Air pollution is a significant contributor to the outbreak (3.329, [1.465; 5.193], p  < 0.001), and, concurrently, counties with a rural environment experience a slower outbreak (-0.443, [-0.574; -0.312], p  < 0.001). This calls for studies linking air pollution to the lethality of COVID-1924,25 to include the outbreak rate as a potential confounding variable. Contrariwise, a better food environment is associated with a higher outbreak rate (5.996, [1.286; 10.706], p  = 0.016). While the food environment index is usually associated with a healthier lifestyle, better access to grocery stores and supermarkets in the vicinity also means more interaction with other people, and thus an increased likelihood of transmission.

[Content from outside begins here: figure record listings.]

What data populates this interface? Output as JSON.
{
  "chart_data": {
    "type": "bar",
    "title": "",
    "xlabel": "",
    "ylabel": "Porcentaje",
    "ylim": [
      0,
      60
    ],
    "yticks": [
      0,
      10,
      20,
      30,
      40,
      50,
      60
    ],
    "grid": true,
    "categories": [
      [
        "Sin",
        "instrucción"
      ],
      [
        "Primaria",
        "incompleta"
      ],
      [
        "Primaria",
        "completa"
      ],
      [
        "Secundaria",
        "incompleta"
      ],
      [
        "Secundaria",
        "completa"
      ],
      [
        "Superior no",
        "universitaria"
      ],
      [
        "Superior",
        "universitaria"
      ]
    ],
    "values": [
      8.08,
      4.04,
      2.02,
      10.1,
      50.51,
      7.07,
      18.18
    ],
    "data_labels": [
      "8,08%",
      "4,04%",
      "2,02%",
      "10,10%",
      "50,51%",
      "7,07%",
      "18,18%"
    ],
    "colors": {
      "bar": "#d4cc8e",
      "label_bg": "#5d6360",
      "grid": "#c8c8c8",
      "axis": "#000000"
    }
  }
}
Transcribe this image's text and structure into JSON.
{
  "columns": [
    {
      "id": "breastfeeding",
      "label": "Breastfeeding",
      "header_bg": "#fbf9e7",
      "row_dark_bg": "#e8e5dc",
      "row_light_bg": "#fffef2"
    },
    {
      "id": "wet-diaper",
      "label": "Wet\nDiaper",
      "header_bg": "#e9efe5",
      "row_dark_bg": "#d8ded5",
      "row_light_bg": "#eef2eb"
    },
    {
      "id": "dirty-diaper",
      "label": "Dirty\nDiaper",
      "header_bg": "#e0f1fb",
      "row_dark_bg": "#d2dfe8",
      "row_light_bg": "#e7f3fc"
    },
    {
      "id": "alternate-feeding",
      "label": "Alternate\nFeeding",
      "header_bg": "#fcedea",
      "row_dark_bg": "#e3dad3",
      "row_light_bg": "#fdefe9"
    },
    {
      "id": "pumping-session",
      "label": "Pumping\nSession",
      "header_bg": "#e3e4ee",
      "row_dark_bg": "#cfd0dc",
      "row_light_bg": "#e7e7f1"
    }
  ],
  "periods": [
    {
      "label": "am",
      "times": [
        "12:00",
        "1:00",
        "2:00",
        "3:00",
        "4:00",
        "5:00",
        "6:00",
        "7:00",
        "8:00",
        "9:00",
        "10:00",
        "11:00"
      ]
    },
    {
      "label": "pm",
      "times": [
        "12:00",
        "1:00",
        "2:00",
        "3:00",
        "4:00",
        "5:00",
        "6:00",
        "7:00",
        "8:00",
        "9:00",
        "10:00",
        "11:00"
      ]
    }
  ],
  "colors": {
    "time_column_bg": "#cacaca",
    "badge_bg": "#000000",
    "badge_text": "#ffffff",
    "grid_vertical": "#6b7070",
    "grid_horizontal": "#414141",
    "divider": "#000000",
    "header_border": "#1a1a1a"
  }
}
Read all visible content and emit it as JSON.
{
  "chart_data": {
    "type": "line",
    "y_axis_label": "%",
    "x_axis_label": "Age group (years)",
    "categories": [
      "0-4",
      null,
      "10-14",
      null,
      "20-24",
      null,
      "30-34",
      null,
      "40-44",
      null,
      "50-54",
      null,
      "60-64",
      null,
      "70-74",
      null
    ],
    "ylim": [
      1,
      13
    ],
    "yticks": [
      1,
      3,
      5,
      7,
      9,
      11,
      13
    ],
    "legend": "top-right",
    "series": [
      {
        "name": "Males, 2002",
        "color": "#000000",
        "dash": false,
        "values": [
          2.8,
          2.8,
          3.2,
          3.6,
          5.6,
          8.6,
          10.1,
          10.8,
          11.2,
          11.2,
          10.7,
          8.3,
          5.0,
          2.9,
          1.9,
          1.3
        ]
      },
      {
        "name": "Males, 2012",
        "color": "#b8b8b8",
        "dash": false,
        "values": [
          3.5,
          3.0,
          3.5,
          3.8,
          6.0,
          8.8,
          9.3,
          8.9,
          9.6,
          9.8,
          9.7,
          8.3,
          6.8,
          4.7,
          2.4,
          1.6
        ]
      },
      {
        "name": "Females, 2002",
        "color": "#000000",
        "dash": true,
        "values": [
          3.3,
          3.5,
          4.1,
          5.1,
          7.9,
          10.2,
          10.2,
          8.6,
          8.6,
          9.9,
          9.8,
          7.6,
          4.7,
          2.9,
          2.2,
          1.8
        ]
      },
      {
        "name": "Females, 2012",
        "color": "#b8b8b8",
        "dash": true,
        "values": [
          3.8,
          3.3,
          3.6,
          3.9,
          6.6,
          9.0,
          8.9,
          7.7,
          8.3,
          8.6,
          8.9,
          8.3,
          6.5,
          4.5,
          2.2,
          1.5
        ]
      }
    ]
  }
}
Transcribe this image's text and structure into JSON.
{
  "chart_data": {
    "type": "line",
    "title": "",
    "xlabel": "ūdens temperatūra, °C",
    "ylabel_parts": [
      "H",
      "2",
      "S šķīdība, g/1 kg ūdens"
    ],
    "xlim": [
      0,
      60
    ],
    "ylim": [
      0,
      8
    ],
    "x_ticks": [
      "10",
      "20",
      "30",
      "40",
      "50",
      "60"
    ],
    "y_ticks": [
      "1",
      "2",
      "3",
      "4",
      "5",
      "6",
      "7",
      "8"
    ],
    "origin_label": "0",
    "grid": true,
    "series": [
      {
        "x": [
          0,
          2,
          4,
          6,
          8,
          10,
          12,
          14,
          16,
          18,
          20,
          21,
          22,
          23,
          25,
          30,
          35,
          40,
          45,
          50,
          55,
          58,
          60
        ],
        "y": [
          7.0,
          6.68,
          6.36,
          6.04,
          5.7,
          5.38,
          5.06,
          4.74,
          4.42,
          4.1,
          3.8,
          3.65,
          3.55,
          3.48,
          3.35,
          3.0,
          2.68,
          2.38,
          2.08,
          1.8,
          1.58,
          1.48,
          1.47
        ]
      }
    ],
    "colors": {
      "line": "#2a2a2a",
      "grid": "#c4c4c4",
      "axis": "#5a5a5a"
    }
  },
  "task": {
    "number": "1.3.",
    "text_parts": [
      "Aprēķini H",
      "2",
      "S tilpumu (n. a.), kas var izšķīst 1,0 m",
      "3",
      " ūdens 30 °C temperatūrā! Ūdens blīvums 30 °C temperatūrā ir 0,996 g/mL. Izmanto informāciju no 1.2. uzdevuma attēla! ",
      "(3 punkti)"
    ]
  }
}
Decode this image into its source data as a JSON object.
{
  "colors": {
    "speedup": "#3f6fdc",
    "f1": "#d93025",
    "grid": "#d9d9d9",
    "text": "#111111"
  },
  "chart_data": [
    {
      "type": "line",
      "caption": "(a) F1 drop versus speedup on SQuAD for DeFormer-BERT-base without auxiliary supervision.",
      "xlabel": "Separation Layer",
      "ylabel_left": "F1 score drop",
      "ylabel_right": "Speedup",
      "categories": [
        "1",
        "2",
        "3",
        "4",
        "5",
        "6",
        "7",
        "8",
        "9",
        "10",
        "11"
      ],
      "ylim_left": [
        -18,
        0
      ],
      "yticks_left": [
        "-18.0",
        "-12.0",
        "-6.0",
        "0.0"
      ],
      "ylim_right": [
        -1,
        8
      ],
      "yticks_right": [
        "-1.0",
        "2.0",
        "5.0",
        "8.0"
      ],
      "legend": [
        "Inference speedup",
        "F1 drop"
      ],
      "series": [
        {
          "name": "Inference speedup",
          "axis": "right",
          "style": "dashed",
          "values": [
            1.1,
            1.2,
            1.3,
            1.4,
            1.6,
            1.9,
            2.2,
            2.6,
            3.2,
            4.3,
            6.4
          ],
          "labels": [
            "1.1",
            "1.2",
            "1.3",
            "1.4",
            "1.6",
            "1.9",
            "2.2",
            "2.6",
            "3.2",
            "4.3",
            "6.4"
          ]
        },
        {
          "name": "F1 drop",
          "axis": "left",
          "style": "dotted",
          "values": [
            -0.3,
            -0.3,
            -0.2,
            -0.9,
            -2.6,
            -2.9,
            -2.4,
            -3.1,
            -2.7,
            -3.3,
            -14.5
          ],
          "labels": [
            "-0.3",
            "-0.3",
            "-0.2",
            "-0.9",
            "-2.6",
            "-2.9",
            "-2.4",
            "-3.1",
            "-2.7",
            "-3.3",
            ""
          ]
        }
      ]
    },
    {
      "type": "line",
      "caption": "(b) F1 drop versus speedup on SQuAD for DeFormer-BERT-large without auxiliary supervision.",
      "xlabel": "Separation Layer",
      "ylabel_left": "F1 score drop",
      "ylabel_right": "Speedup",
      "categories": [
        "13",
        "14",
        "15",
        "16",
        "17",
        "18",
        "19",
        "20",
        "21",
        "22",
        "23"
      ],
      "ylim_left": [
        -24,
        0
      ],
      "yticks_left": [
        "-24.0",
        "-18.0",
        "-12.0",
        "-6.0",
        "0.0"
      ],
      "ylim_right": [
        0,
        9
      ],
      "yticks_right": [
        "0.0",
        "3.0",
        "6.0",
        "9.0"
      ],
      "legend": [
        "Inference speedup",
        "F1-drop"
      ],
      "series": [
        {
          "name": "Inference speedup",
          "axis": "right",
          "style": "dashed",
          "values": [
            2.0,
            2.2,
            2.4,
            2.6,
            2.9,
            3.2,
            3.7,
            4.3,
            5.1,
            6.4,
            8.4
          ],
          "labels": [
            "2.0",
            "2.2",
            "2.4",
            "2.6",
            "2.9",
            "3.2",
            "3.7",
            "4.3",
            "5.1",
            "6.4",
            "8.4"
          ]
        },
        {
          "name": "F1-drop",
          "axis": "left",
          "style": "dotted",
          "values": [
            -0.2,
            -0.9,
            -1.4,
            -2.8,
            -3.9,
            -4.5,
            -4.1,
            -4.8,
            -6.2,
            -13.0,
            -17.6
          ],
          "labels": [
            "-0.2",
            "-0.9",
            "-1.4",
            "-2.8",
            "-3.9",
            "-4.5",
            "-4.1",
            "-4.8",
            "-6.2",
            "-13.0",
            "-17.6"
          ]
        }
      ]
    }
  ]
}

As a final point, we want to note that we have presented associations between contextual factors and the COVID-19 outbreak which are consistent with the deliberations leading to our research model. However, these associations, even when statistically significant, are not an inference of causality. Establishing causal inference is, of course, critical for our understanding of and fight against COVID-19, but this represents a direction for further research using more detailed data at the level of individual patients.